I showed up at my son's school, reported to the office and asked where I should deliver the soup. The office staff looked at me as if I had two, maybe even three heads. "What? What is it?" I wondered. One of the secretaries smiled and said, "We're not having a staff appreciation luncheon today. It's at the junior high." Seriously? I had taken my soup to the wrong dadgum school. I'd have bet good money that I was at the right school. What's wrong with me?
I had to backtrack and drive to my other son's school, driving very slowly because the crockpot was quite full and I didn't want it to spill, all the while realizing I was running behind and my perfectly detailed plan was beginning to unravel, slowly but surely. I dropped off the soup and then began to make my way to the church, stressed that I was going to be late. Of all days too! I hated being late, especially when I had a responsibility to be there on time with my delicious muffins that everyone was surely going to enjoy.
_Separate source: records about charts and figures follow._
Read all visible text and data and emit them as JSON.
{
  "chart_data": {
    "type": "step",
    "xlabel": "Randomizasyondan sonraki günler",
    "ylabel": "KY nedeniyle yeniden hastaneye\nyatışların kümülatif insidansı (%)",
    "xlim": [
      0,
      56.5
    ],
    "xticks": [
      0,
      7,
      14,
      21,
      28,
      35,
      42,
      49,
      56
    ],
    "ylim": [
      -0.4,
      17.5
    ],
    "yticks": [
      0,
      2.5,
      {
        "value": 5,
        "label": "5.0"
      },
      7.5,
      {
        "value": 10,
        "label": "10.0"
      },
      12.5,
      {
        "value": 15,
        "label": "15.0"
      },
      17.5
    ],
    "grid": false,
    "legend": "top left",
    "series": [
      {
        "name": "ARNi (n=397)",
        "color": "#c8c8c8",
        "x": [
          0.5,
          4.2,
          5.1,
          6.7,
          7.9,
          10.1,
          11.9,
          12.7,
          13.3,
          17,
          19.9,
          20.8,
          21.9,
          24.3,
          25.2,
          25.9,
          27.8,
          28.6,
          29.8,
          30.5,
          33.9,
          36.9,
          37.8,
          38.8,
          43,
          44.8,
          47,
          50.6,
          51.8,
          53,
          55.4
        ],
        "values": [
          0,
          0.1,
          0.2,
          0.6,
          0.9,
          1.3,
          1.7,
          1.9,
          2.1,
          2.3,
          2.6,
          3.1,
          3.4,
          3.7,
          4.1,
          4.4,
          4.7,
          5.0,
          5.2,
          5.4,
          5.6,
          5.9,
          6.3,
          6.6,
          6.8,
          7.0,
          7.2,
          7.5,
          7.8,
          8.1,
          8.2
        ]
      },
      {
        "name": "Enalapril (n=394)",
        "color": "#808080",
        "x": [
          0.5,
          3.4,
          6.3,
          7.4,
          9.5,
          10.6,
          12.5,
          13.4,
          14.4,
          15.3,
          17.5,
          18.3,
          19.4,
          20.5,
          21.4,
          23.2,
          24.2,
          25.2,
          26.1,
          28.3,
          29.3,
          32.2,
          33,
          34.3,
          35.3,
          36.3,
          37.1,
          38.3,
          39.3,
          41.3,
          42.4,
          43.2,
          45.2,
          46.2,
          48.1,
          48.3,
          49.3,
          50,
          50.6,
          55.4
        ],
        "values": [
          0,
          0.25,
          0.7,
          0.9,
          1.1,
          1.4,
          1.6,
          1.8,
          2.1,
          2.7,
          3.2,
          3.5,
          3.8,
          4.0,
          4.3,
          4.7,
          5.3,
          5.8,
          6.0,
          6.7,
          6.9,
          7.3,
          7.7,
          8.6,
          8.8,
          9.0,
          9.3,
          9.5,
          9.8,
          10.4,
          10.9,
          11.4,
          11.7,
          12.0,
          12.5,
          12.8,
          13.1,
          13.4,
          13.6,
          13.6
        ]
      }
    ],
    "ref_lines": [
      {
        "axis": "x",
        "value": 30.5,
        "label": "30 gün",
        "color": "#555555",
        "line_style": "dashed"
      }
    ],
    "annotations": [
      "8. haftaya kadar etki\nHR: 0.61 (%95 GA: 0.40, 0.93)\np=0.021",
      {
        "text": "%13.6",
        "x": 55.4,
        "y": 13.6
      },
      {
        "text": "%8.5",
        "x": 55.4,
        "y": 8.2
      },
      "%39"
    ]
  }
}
I was wasting no time driving to the church. In fact, I was driving a tad faster than I should have been, and it turns out I wasn't the only one who noticed. Yep, you guessed it... I got pulled over by an officer of the law. Just fabulous! I sat in my vehicle waiting for him to approach, wondering what he was gonna say and if I was gonna get a ticket. I was mortified that he left his lights flashing. Why do they do that anyway? People were driving by and glaring at me like I was a criminal, a fugitive evading the law. Or maybe I just felt embarrassed because I was so busted, although that's probably a poor choice of words. At least he didn't have the siren going too.
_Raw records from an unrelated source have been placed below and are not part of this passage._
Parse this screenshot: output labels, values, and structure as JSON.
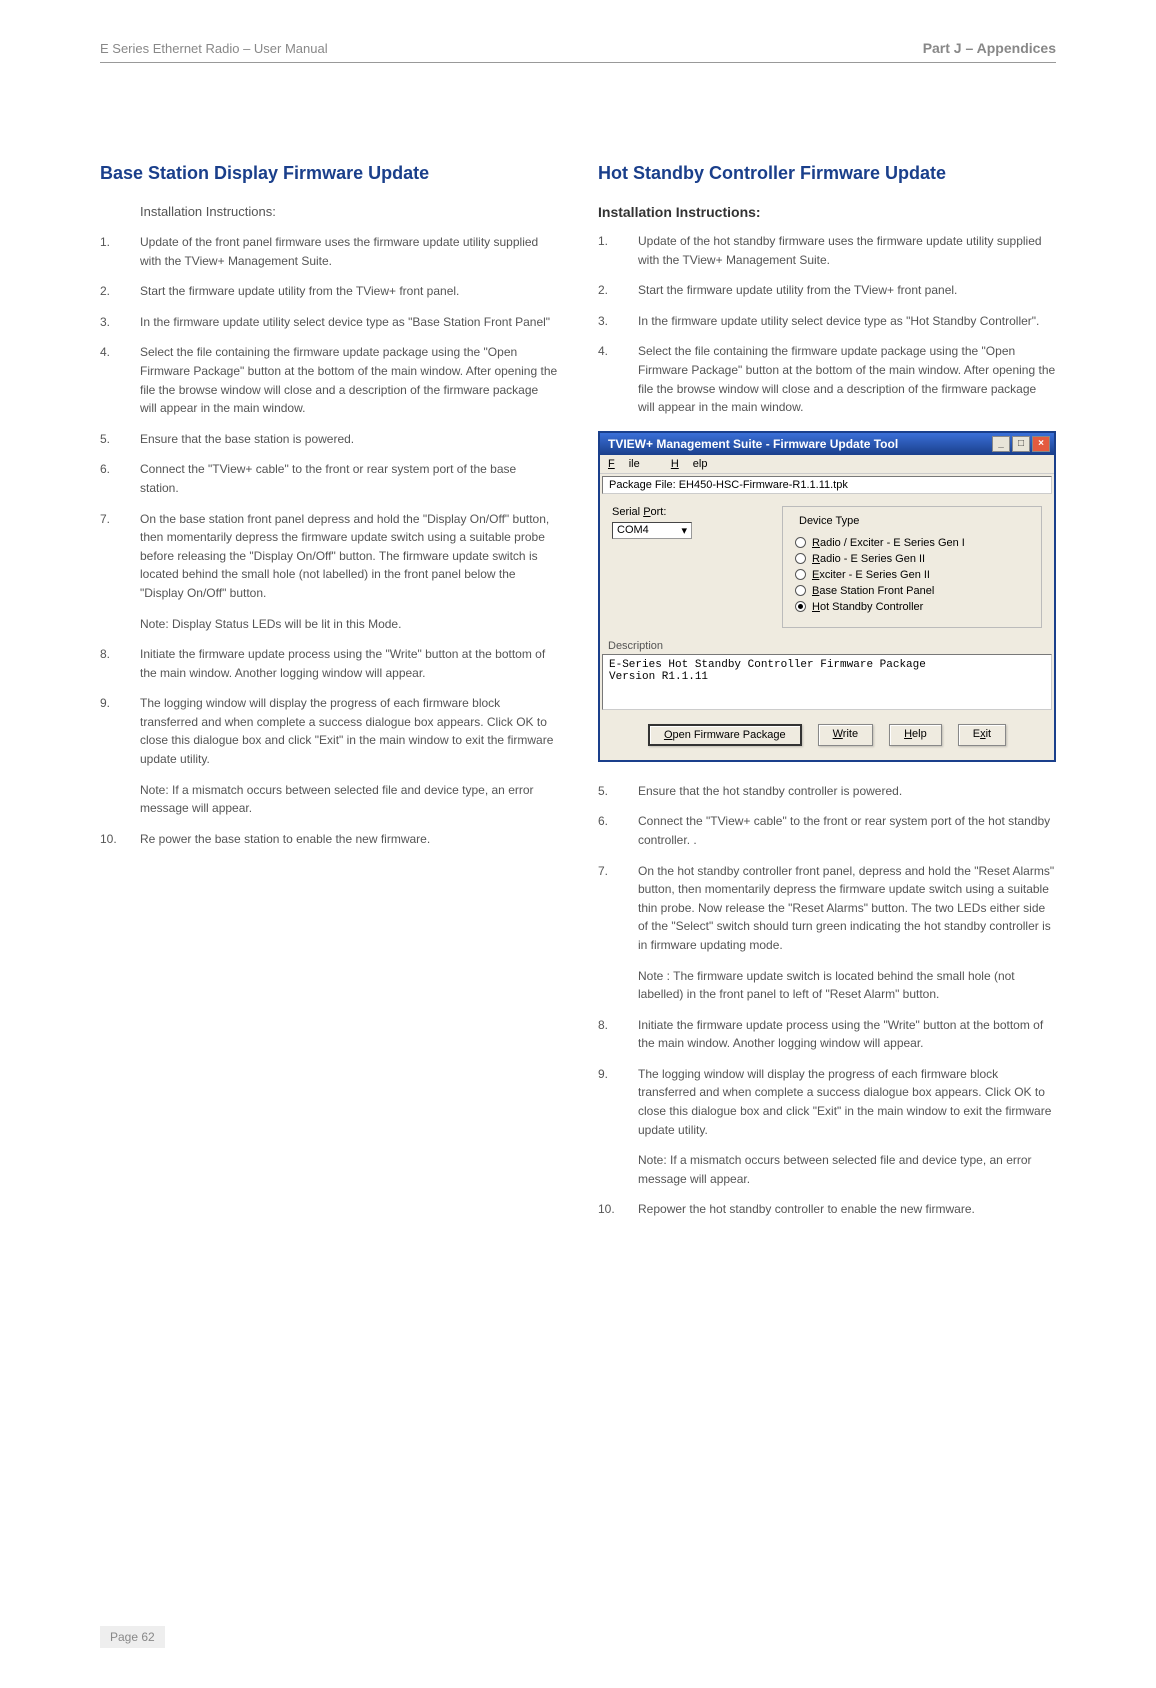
{
  "header": {
    "product": "E Series Ethernet Radio – User Manual",
    "part": "Part J – Appendices"
  },
  "footer": {
    "page": "Page 62"
  },
  "left": {
    "heading": "Base Station Display Firmware Update",
    "subheading": "Installation Instructions:",
    "items": [
      "Update of the front panel firmware uses the firmware update utility supplied with the TView+ Management Suite.",
      "Start the firmware update utility from the TView+ front panel.",
      "In the firmware update utility select device type as \"Base Station Front Panel\"",
      "Select the file containing the firmware update package using the \"Open Firmware Package\" button at the bottom of the main window. After opening the file the browse window will close and a description of the firmware package will appear in the main window.",
      "Ensure that the base station is powered.",
      "Connect the \"TView+ cable\" to the front or rear system port of the base station.",
      "On the base station front panel depress and hold the \"Display On/Off\" button, then momentarily depress the firmware update switch using a suitable probe before releasing the \"Display On/Off\" button. The firmware update switch is located behind the small hole (not labelled) in the front panel below the \"Display On/Off\" button."
    ],
    "note7": "Note: Display Status LEDs will be lit in this Mode.",
    "items2": [
      "Initiate the firmware update process using the \"Write\" button at the bottom of the main window. Another logging window will appear.",
      "The logging window will display the progress of each firmware block transferred and when complete a success dialogue box appears. Click OK to close this dialogue box and click \"Exit\" in the main window to exit the firmware update utility."
    ],
    "note9": "Note: If a mismatch occurs between selected file and device type, an error message will appear.",
    "item10": "Re power the base station to enable the new firmware."
  },
  "right": {
    "heading": "Hot Standby Controller Firmware Update",
    "subheading": "Installation Instructions:",
    "itemsA": [
      "Update of the hot standby firmware uses the firmware update utility supplied with the TView+ Management Suite.",
      "Start the firmware update utility from the TView+ front panel.",
      "In the firmware update utility select device type as \"Hot Standby Controller\".",
      "Select the file containing the firmware update package using the \"Open Firmware Package\" button at the bottom of the main window. After opening the file the browse window will close and a description of the firmware package will appear in the main window."
    ],
    "itemsB": [
      "Ensure that the hot standby controller is powered.",
      "Connect the \"TView+ cable\" to the front or rear system port of the hot standby controller. .",
      "On the hot standby controller front panel, depress and hold the \"Reset Alarms\" button, then momentarily depress the firmware update switch using a suitable thin probe. Now release the \"Reset Alarms\" button. The two LEDs either side of the \"Select\" switch should turn green indicating the hot standby controller is in firmware updating mode."
    ],
    "note7": "Note : The firmware update switch is located behind the small hole (not labelled) in the front panel to left of \"Reset Alarm\" button.",
    "itemsC": [
      "Initiate the firmware update process using the \"Write\" button at the bottom of the main window. Another logging window will appear.",
      "The logging window will display the progress of each firmware block transferred and when complete a success dialogue box appears. Click OK to close this dialogue box and click \"Exit\" in the main window to exit the firmware update utility."
    ],
    "note9": "Note: If a mismatch occurs between selected file and device type, an error message will appear.",
    "item10": "Repower the hot standby controller to enable the new firmware."
  },
  "window": {
    "title": "TVIEW+ Management Suite - Firmware Update Tool",
    "menu": {
      "file": "File",
      "help": "Help"
    },
    "package_label": "Package File:",
    "package_file": "EH450-HSC-Firmware-R1.1.11.tpk",
    "serial_label": "Serial Port:",
    "serial_value": "COM4",
    "device_legend": "Device Type",
    "device_options": [
      {
        "label": "Radio / Exciter - E Series Gen I",
        "selected": false
      },
      {
        "label": "Radio - E Series Gen II",
        "selected": false
      },
      {
        "label": "Exciter - E Series Gen II",
        "selected": false
      },
      {
        "label": "Base Station Front Panel",
        "selected": false
      },
      {
        "label": "Hot Standby Controller",
        "selected": true
      }
    ],
    "desc_label": "Description",
    "desc_text": "E-Series Hot Standby Controller Firmware Package\nVersion R1.1.11",
    "buttons": {
      "open": "Open Firmware Package",
      "write": "Write",
      "help": "Help",
      "exit": "Exit"
    }
  }
}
The policeman told me I was going 44 mph in a 30 mph speed zone. I searched my mind for a good excuse, but couldn't come up with anything that sounded convincing. He asked for my driver's license and proof of insurance and took both back to the cruiser to do whatever it is policemen do when they pull someone over for speeding. I guess they run a check on your vehicle to see if the person has other violations or something. I also think it's a great intimidation tactic, but again, I was feeling embarrassed and so busted, remember? And by then I was also thinking I was really going to be late for Bible study.
Bible study! Perhaps God will take control here and have the policeman cut me some slack because He knows I was headed to church for Bible study. Shameful, I know, because I was clearly in the wrong, but I had such good intentions that morning. I felt so defeated. I was just trying to be helpful, but I was also trying to do too much. I sat in my vehicle waiting to hear my fate (ticket or no ticket), when the tears began to fall. I kept willing myself not to cry, but just couldn't help myself.
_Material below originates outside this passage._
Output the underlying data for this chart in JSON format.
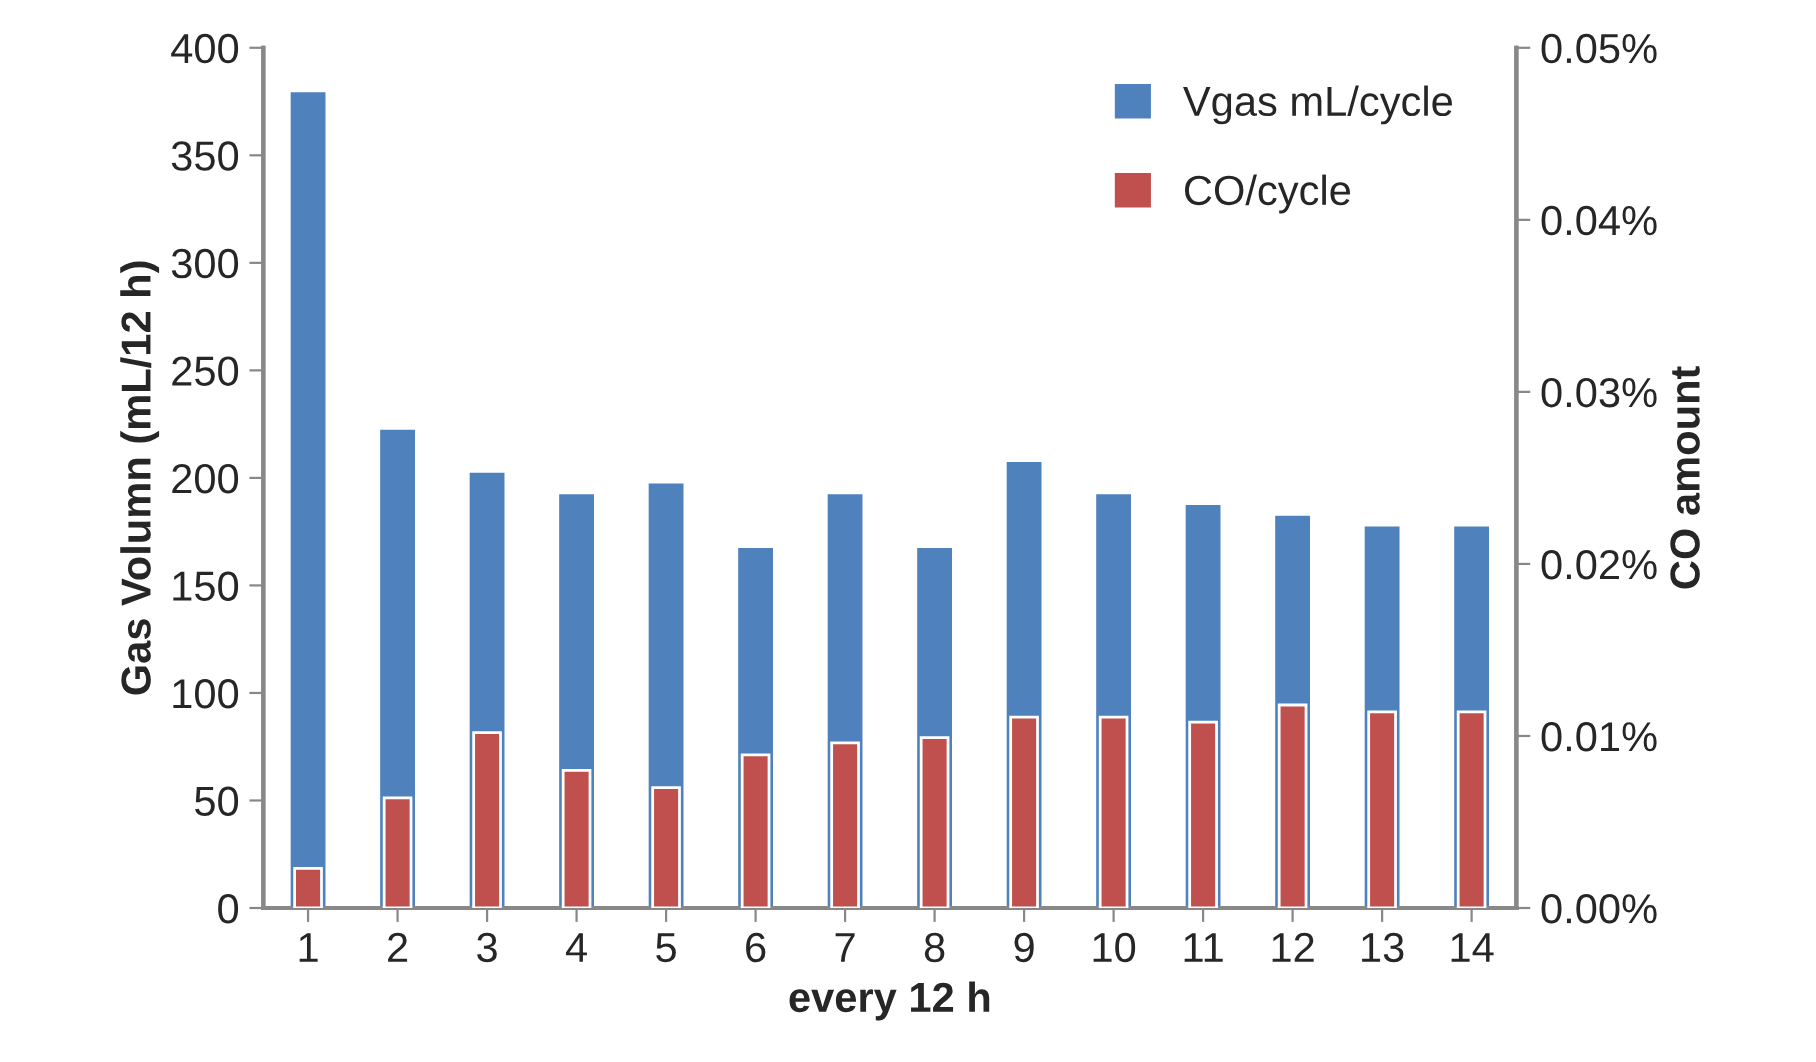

By the time the officer returned to my vehicle, my sunglasses were all fogged up and my nose was running, and I couldn't stop the tears. I know he was probably thinking I was emotionally unstable or something. He gave me a warning only (Thanks be to God!). I told him I was glad he pulled me over because it was my cue to slow down. The officer looked like he was totally thrown off and he told me that sometimes we overextend ourselves and need to take a break. The poor man! I'm sure when he went to work that morning he had no idea he'd be counseling motorists.
I meant what I said about being glad I was pulled over by the police, and it wasn't to gain favor or pity because I'd already gotten off with a warning. I really do need to slow down and stop rushing like there's no tomorrow. So I'm trying to learn from my experience. I'm learning to breathe in and breathe out and SLOW DOWN!
Oh, and for the record, all that rushing around got me nowhere. I was late to Bible study and most people had already eaten by the time I arrived, therefore I had lots of those fabulous muffins left over. One word... humbling.
4 comments:
I'm so sorry about your bad luck, Marva. Your writing is an absolute delight to read. I sure wish the Securidad that comes by my house would learn to slow down. I, too, need to take your slow down cues. Thanks for the treat to read your work.
Gracias, mi amiga! :)
Marva,
Marva,
Marva,
Oh how I miss your stories! I so wish you were driving to our Bible study.
Your'e one in a million!
Your glass is always half-full and you are a delight to be around (or read about now). I was waiting to read that you offered (bribed) the cop with a muffin! Culture shock both ways when it comes to overseas moves. It wasn't that crazy here, was it? At least the soccer fields here are closer and it is one school building! Miss you!